8/47 Belconnen: High Fashion or High Risk?

by The Editor

Image: Geocon

Image: Geocon

Brutalist Architecture:

is a style of architecture which flourished from the 1950s to the mid-1970s, spawned from the modernist architectural movement. Examples are typically very linear, fortress-like and blockish, often with a predominance of concrete construction (source: wikipedia.org)

Translation:

Belconnen.

So, what happens when a local developer proposes another concrete monolith in the Belconnen Town Centre, outsizing everything else within sight – and taller than any other building in Canberra?

Should we be afraid? Very afraid? Perhaps.

We’ve been here before.  At the peak of the building boom, a realignment of Woden’s Callam Street opened a tract of land that was soon to become Sky Plaza.  Spruiked by local identities, this was to set a new standard in apartment living.  What we got was a white elephant now painted pale purple and yellow with the aesthetic appeal of ricotta.

However, Sky Plaza is only the latest and greatest atrocity in Canberra’s sometimes dubious development landscape.
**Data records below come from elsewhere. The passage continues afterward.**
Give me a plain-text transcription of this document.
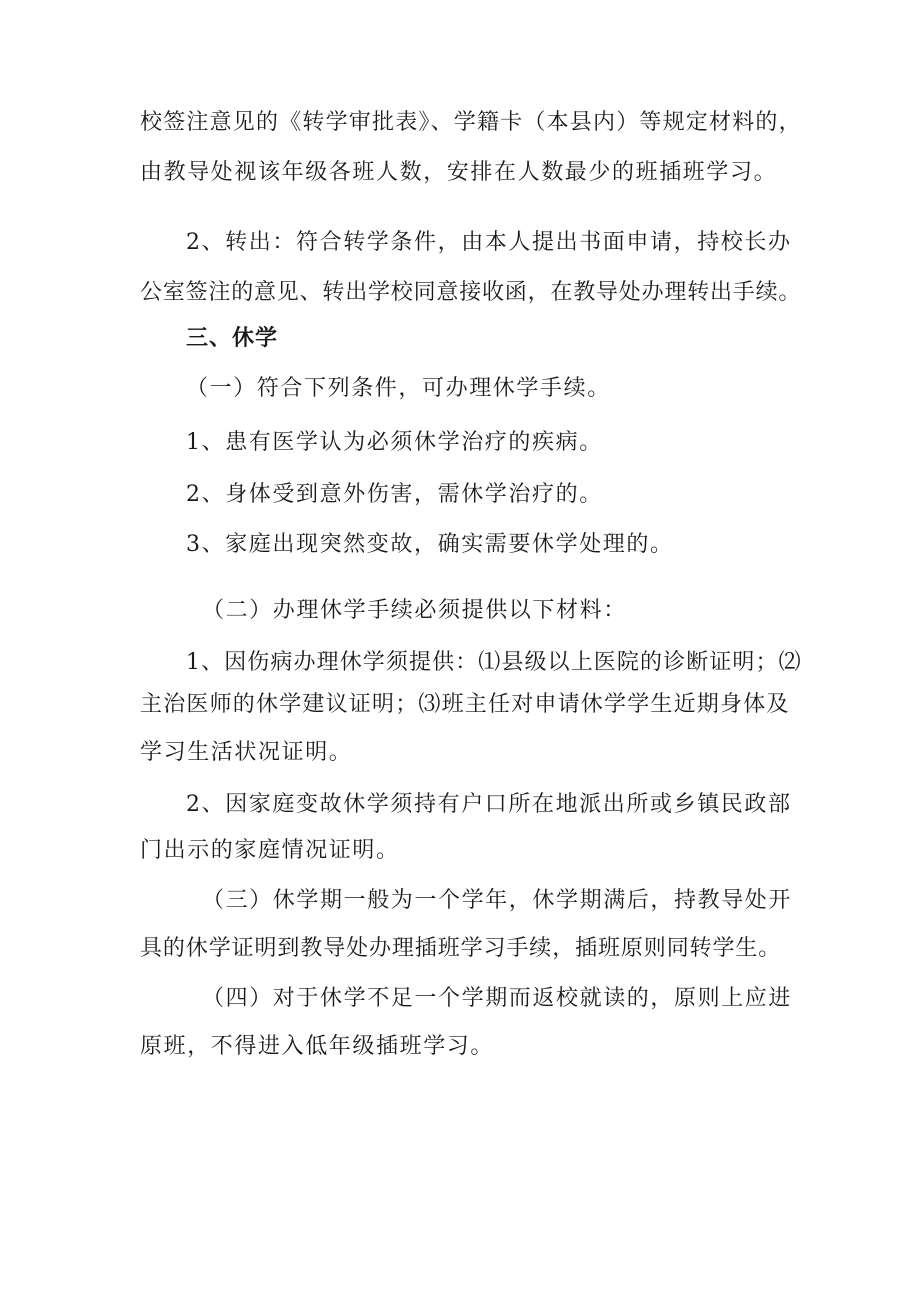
校签注意见的《转学审批表》、学籍卡（本县内）等规定材料的，
由教导处视该年级各班人数，安排在人数最少的班插班学习。
2、转出：符合转学条件，由本人提出书面申请，持校长办
公室签注的意见、转出学校同意接收函，在教导处办理转出手续。
三、休学
（一）符合下列条件，可办理休学手续。
1、患有医学认为必须休学治疗的疾病。
2、身体受到意外伤害，需休学治疗的。
3、家庭出现突然变故，确实需要休学处理的。
（二）办理休学手续必须提供以下材料：
1、因伤病办理休学须提供：⑴县级以上医院的诊断证明；⑵
主治医师的休学建议证明；⑶班主任对申请休学学生近期身体及
学习生活状况证明。
2、因家庭变故休学须持有户口所在地派出所或乡镇民政部
门出示的家庭情况证明。
（三）休学期一般为一个学年，休学期满后，持教导处开
具的休学证明到教导处办理插班学习手续，插班原则同转学生。
（四）对于休学不足一个学期而返校就读的，原则上应进
原班，不得进入低年级插班学习。
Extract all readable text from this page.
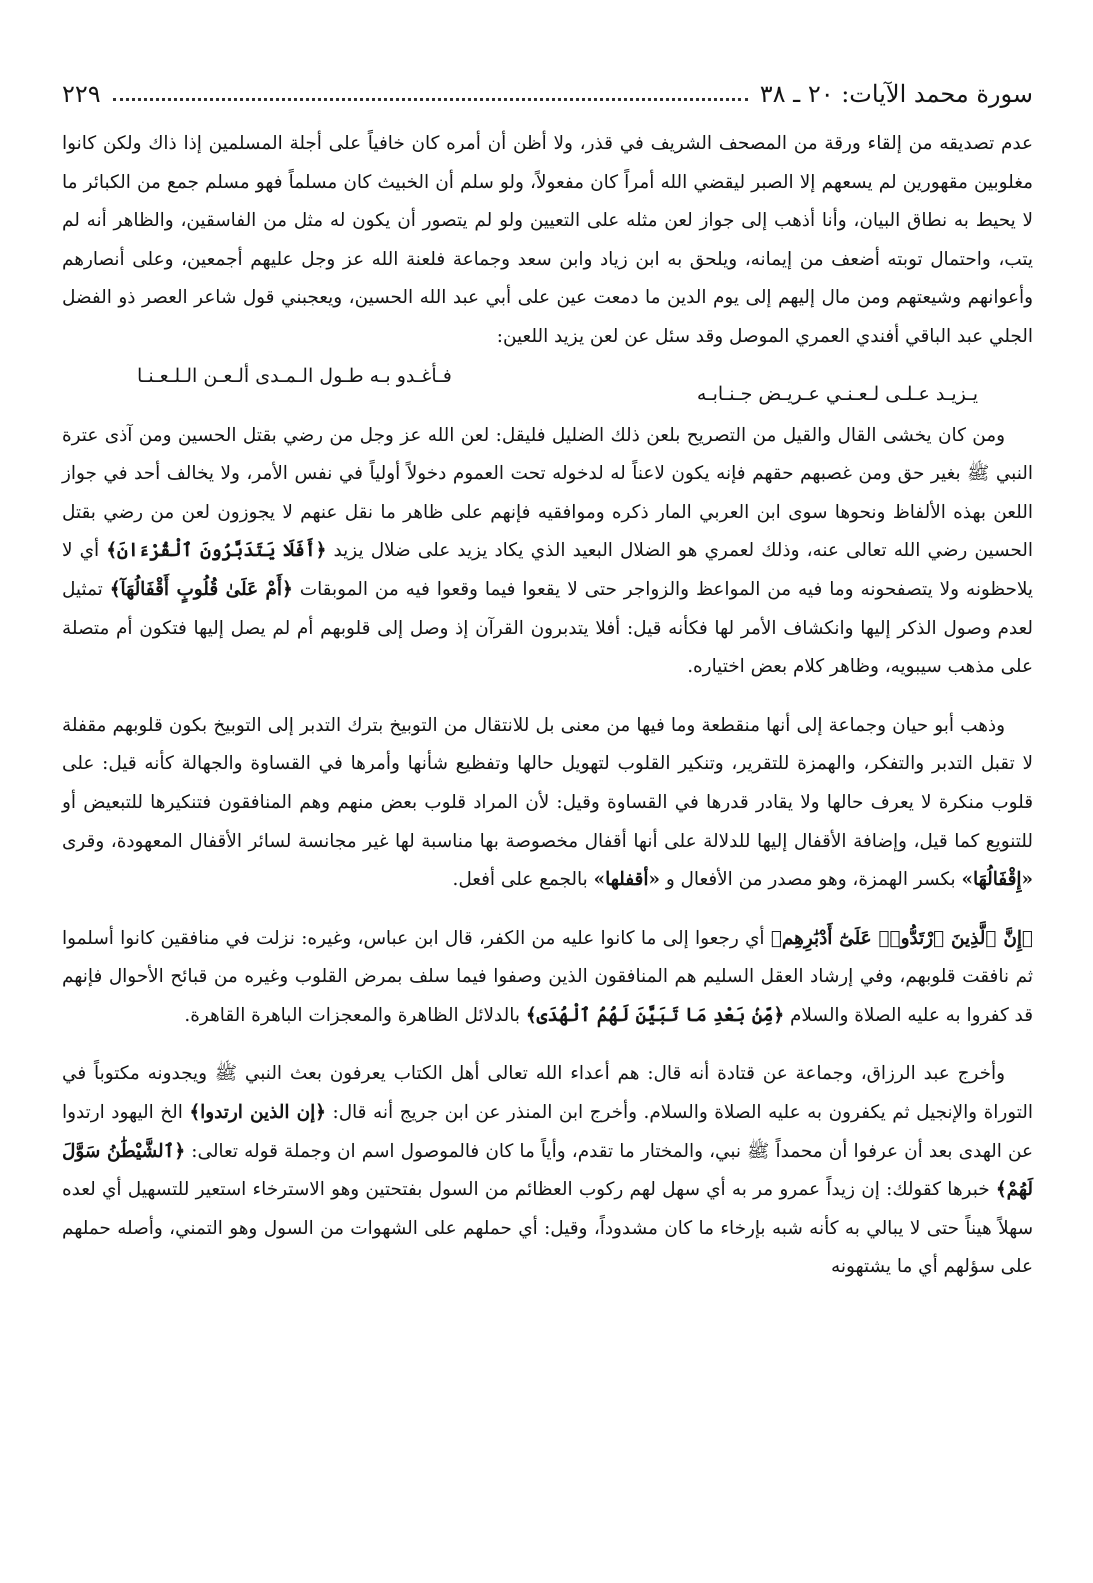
سورة محمد الآيات: ٢٠ ـ ٣٨
٢٢٩

عدم تصديقه من إلقاء ورقة من المصحف الشريف في قذر، ولا أظن أن أمره كان خافياً على أجلة المسلمين إذا ذاك ولكن كانوا مغلوبين مقهورين لم يسعهم إلا الصبر ليقضي الله أمراً كان مفعولاً، ولو سلم أن الخبيث كان مسلماً فهو مسلم جمع من الكبائر ما لا يحيط به نطاق البيان، وأنا أذهب إلى جواز لعن مثله على التعيين ولو لم يتصور أن يكون له مثل من الفاسقين، والظاهر أنه لم يتب، واحتمال توبته أضعف من إيمانه، ويلحق به ابن زياد وابن سعد وجماعة فلعنة الله عز وجل عليهم أجمعين، وعلى أنصارهم وأعوانهم وشيعتهم ومن مال إليهم إلى يوم الدين ما دمعت عين على أبي عبد الله الحسين، ويعجبني قول شاعر العصر ذو الفضل الجلي عبد الباقي أفندي العمري الموصل وقد سئل عن لعن يزيد اللعين:

يـزيـد عـلـى لـعـنـي عـريـض جـنـابـه
فـأغـدو بـه طـول الـمـدى ألـعـن الـلـعـنـا

ومن كان يخشى القال والقيل من التصريح بلعن ذلك الضليل فليقل: لعن الله عز وجل من رضي بقتل الحسين ومن آذى عترة النبي ﷺ بغير حق ومن غصبهم حقهم فإنه يكون لاعناً له لدخوله تحت العموم دخولاً أولياً في نفس الأمر، ولا يخالف أحد في جواز اللعن بهذه الألفاظ ونحوها سوى ابن العربي المار ذكره وموافقيه فإنهم على ظاهر ما نقل عنهم لا يجوزون لعن من رضي بقتل الحسين رضي الله تعالى عنه، وذلك لعمري هو الضلال البعيد الذي يكاد يزيد على ضلال يزيد ﴿أَفَلَا يَتَدَبَّرُونَ ٱلْقُرْءَانَ﴾ أي لا يلاحظونه ولا يتصفحونه وما فيه من المواعظ والزواجر حتى لا يقعوا فيما وقعوا فيه من الموبقات ﴿أَمْ عَلَىٰ قُلُوبٍ أَقْفَالُهَآ﴾ تمثيل لعدم وصول الذكر إليها وانكشاف الأمر لها فكأنه قيل: أفلا يتدبرون القرآن إذ وصل إلى قلوبهم أم لم يصل إليها فتكون أم متصلة على مذهب سيبويه، وظاهر كلام بعض اختياره.

وذهب أبو حيان وجماعة إلى أنها منقطعة وما فيها من معنى بل للانتقال من التوبيخ بترك التدبر إلى التوبيخ بكون قلوبهم مقفلة لا تقبل التدبر والتفكر، والهمزة للتقرير، وتنكير القلوب لتهويل حالها وتفظيع شأنها وأمرها في القساوة والجهالة كأنه قيل: على قلوب منكرة لا يعرف حالها ولا يقادر قدرها في القساوة وقيل: لأن المراد قلوب بعض منهم وهم المنافقون فتنكيرها للتبعيض أو للتنويع كما قيل، وإضافة الأقفال إليها للدلالة على أنها أقفال مخصوصة بها مناسبة لها غير مجانسة لسائر الأقفال المعهودة، وقرى «إِقْفَالُهَا» بكسر الهمزة، وهو مصدر من الأفعال و «أقفلها» بالجمع على أفعل.

﴿إِنَّ ٱلَّذِينَ ٱرْتَدُّوا۟ عَلَىٰٓ أَدْبَٰرِهِم﴾ أي رجعوا إلى ما كانوا عليه من الكفر، قال ابن عباس، وغيره: نزلت في منافقين كانوا أسلموا ثم نافقت قلوبهم، وفي إرشاد العقل السليم هم المنافقون الذين وصفوا فيما سلف بمرض القلوب وغيره من قبائح الأحوال فإنهم قد كفروا به عليه الصلاة والسلام ﴿مِّنۢ بَعْدِ مَا تَبَيَّنَ لَهُمُ ٱلْهُدَى﴾ بالدلائل الظاهرة والمعجزات الباهرة القاهرة.

وأخرج عبد الرزاق، وجماعة عن قتادة أنه قال: هم أعداء الله تعالى أهل الكتاب يعرفون بعث النبي ﷺ ويجدونه مكتوباً في التوراة والإنجيل ثم يكفرون به عليه الصلاة والسلام. وأخرج ابن المنذر عن ابن جريج أنه قال: ﴿إن الذين ارتدوا﴾ الخ اليهود ارتدوا عن الهدى بعد أن عرفوا أن محمداً ﷺ نبي، والمختار ما تقدم، وأياً ما كان فالموصول اسم ان وجملة قوله تعالى: ﴿ٱلشَّيْطَٰنُ سَوَّلَ لَهُمْ﴾ خبرها كقولك: إن زيداً عمرو مر به أي سهل لهم ركوب العظائم من السول بفتحتين وهو الاسترخاء استعير للتسهيل أي لعده سهلاً هيناً حتى لا يبالي به كأنه شبه بإرخاء ما كان مشدوداً، وقيل: أي حملهم على الشهوات من السول وهو التمني، وأصله حملهم على سؤلهم أي ما يشتهونه
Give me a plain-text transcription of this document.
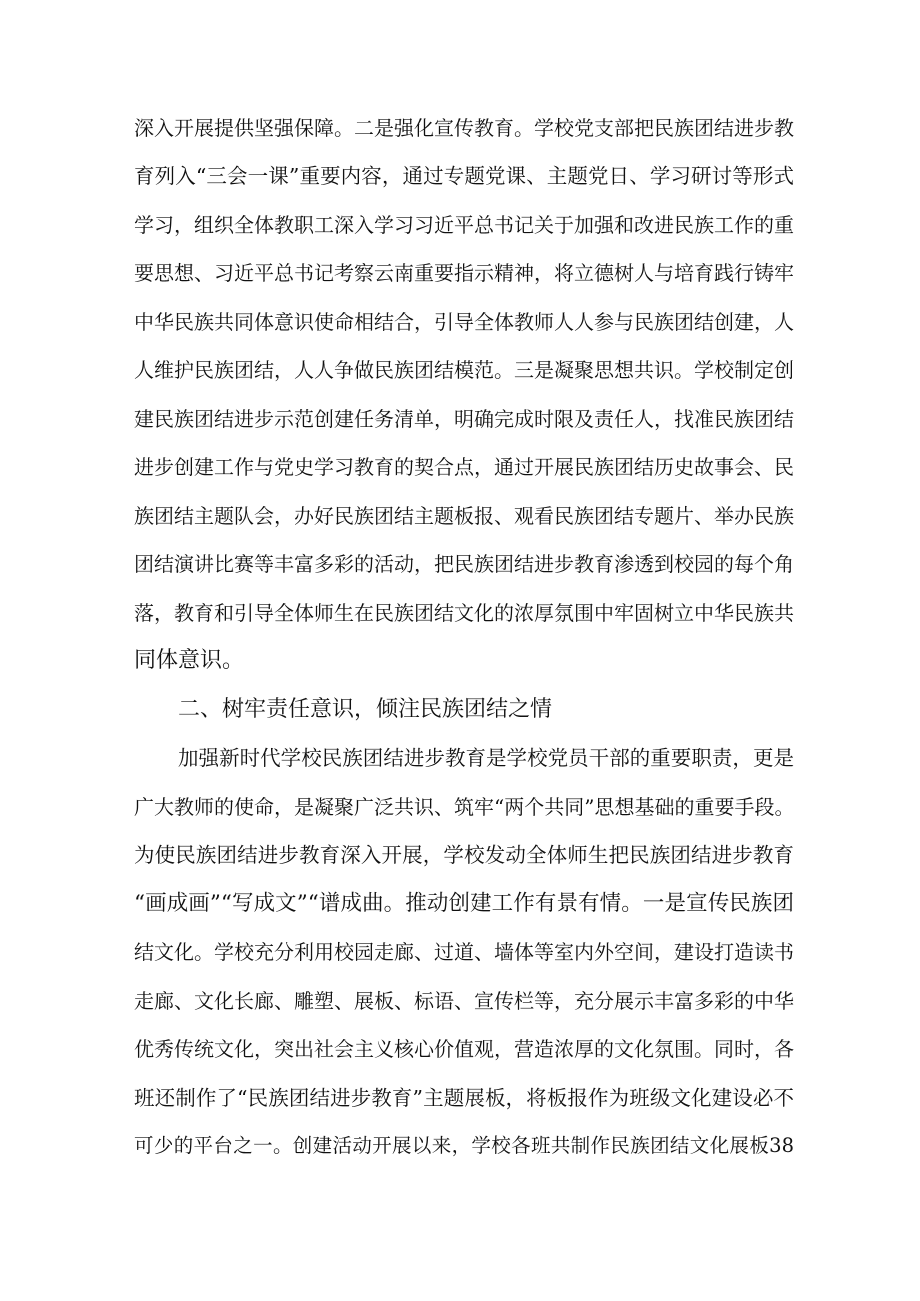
深入开展提供坚强保障。二是强化宣传教育。学校党支部把民族团结进步教
育列入“三会一课”重要内容，通过专题党课、主题党日、学习研讨等形式
学习，组织全体教职工深入学习习近平总书记关于加强和改进民族工作的重
要思想、习近平总书记考察云南重要指示精神，将立德树人与培育践行铸牢
中华民族共同体意识使命相结合，引导全体教师人人参与民族团结创建，人
人维护民族团结，人人争做民族团结模范。三是凝聚思想共识。学校制定创
建民族团结进步示范创建任务清单，明确完成时限及责任人，找准民族团结
进步创建工作与党史学习教育的契合点，通过开展民族团结历史故事会、民
族团结主题队会，办好民族团结主题板报、观看民族团结专题片、举办民族
团结演讲比赛等丰富多彩的活动，把民族团结进步教育渗透到校园的每个角
落，教育和引导全体师生在民族团结文化的浓厚氛围中牢固树立中华民族共
同体意识。
二、树牢责任意识，倾注民族团结之情
加强新时代学校民族团结进步教育是学校党员干部的重要职责，更是
广大教师的使命，是凝聚广泛共识、筑牢“两个共同”思想基础的重要手段。
为使民族团结进步教育深入开展，学校发动全体师生把民族团结进步教育
“画成画”“写成文”“谱成曲。推动创建工作有景有情。一是宣传民族团
结文化。学校充分利用校园走廊、过道、墙体等室内外空间，建设打造读书
走廊、文化长廊、雕塑、展板、标语、宣传栏等，充分展示丰富多彩的中华
优秀传统文化，突出社会主义核心价值观，营造浓厚的文化氛围。同时，各
班还制作了“民族团结进步教育”主题展板，将板报作为班级文化建设必不
可少的平台之一。创建活动开展以来，学校各班共制作民族团结文化展板38
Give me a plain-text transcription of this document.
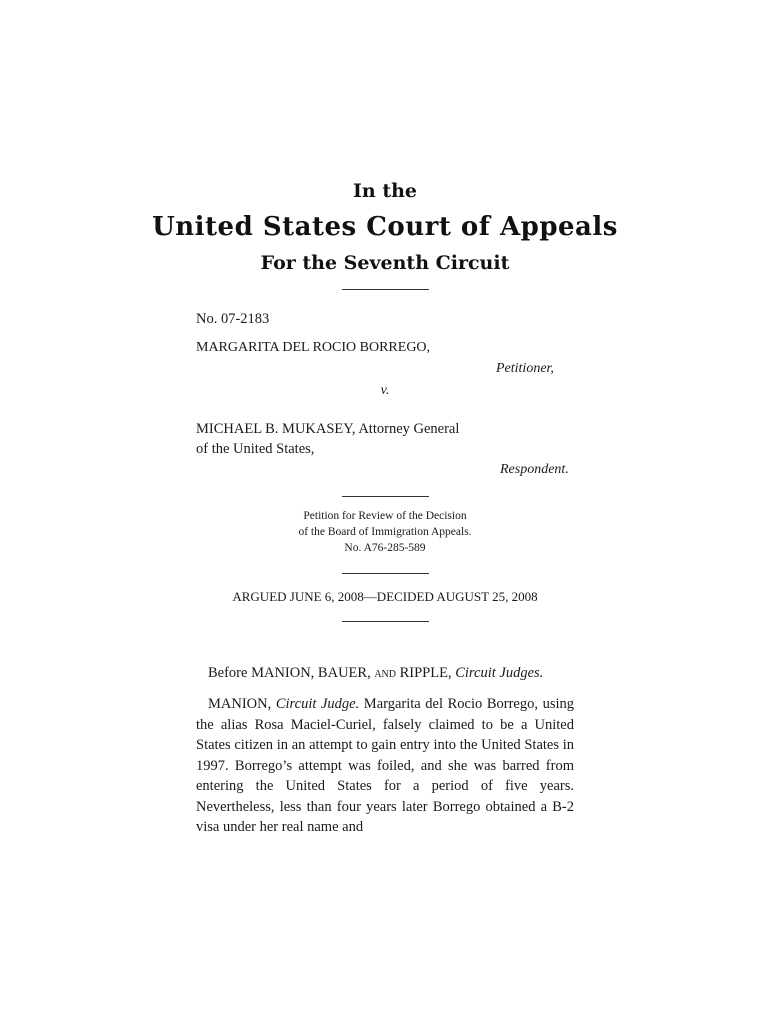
In the
United States Court of Appeals
For the Seventh Circuit
No. 07-2183
MARGARITA DEL ROCIO BORREGO,
Petitioner,
v.
MICHAEL B. MUKASEY, Attorney General
of the United States,
Respondent.
Petition for Review of the Decision
of the Board of Immigration Appeals.
No. A76-285-589
ARGUED JUNE 6, 2008—DECIDED AUGUST 25, 2008
Before MANION, BAUER, and RIPPLE, Circuit Judges.

MANION, Circuit Judge. Margarita del Rocio Borrego, using the alias Rosa Maciel-Curiel, falsely claimed to be a United States citizen in an attempt to gain entry into the United States in 1997. Borrego’s attempt was foiled, and she was barred from entering the United States for a period of five years. Nevertheless, less than four years later Borrego obtained a B-2 visa under her real name and
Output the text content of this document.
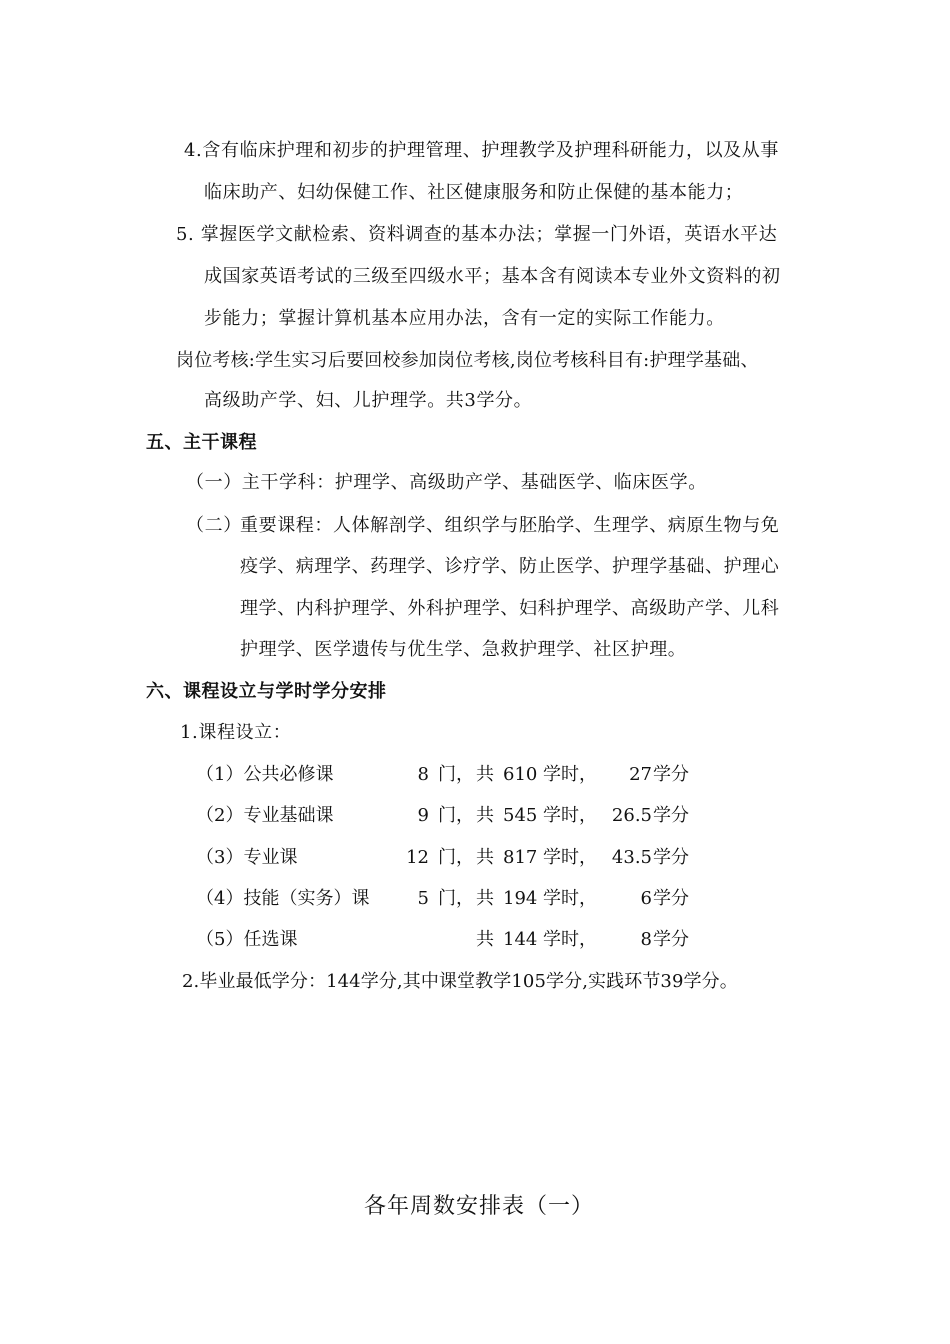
4.含有临床护理和初步的护理管理、护理教学及护理科研能力，以及从事
临床助产、妇幼保健工作、社区健康服务和防止保健的基本能力；
5. 掌握医学文献检索、资料调查的基本办法；掌握一门外语，英语水平达
成国家英语考试的三级至四级水平；基本含有阅读本专业外文资料的初
步能力；掌握计算机基本应用办法，含有一定的实际工作能力。
岗位考核:学生实习后要回校参加岗位考核,岗位考核科目有:护理学基础、
高级助产学、妇、儿护理学。共3学分。
五、主干课程
（一）主干学科：护理学、高级助产学、基础医学、临床医学。
（二）
重要课程：人体解剖学、组织学与胚胎学、生理学、病原生物与免
疫学、病理学、药理学、诊疗学、防止医学、护理学基础、护理心
理学、内科护理学、外科护理学、妇科护理学、高级助产学、儿科
护理学、医学遗传与优生学、急救护理学、社区护理。
六、课程设立与学时学分安排
1.课程设立：
（1）公共必修课	8 门， 共 610 学时，	27 学分
（2）专业基础课	9 门， 共 545 学时， 26.5 学分
（3）专业课	12 门， 共 817 学时， 43.5 学分
（4）技能（实务）课	5 门， 共 194 学时，	6 学分
（5）任选课	共 144 学时，	8 学分
2.毕业最低学分：144学分,其中课堂教学105学分,实践环节39学分。
各年周数安排表（一）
These crimes are committed, while the nearby residents and local commuters live with the consequences.  There’s no turning back once a bureaucrat signs off the development application – such structures tend to be permanent.

Oh, the horror.

(Before we go on, please take time to read our recent piece on New Acton, and the efforts of local developers to create landmarks along with profits)

Image: Geocon Constructions

Image: Geocon Constructions

So, here we are looking down the barrel of a new development in Belconnen – simply known as 8/47 by Geocon Constructions.  To be honest, we have a grudging appreciation of the brutalist design that permeates through the Belconnen Town Centre.  Even the internationally renowned magazine Wallpaper* once printed a photo essay of our concrete heart, showcasing the buttresses and unapologetic concrete edifices of the north.  Artfully shot, it revealed a beautiful side of the style sometimes easily shunned.

Back to 8/47 Belconnen: The proposed design on the table for discussion looks utterly unremarkable.  A couple of design flourishes for sure, but we’re confused as to what such a building adds its surrounds – after all, truly great architecture speaks to its environment.  One only has to look to Parliament House.

Some retail on the ground floor? Sure, probably. Still, we wonder what is the direction they are heading with such a precinct?  Is it a new New Acton style, with extensive public art and hand-picked tenants, or simply like the ground floor of every other large corporate or residential tower located in city areas complete with large windows and aluminium trim. We’ve seen them everywhere and they are boring, unimaginative and typically available to anyone who will pay the rent. No vision. No strategy apart from bottom line.

Why not something as elegant as the Sydney Masonic Centre?  A wonderful interpretation of Brutalism, updated for the new century, the design takes the weight of the style’s traditional forms and seems to make it lighter than air thanks to a tapering base.

Image: flickr user - glenhsparky

Image: flickr user – glenhsparky

Simple, elegant and tasteful.  More importantly, such a design pays respect to much of the architecture that surrounds it.

The battle may already be lost on 8/47 Belconnen – this one is a long way down the track already – but here’s hoping the ACT Government maintains increased vigilance on large scale developments in Canberra.  There’s an onus upon large scale developers who choose to alter the look of our skyline and the shape of our cities to value add for the community.

If they don’t – if the community and government chooses to allow such artistically bereft structures to fluctuate – then ten years down the track when the paint begins to peel, the metal a little less shiny and the weeds begin to grow through cracks in the pavement, we will be destined to think once again, “What were they thinking?”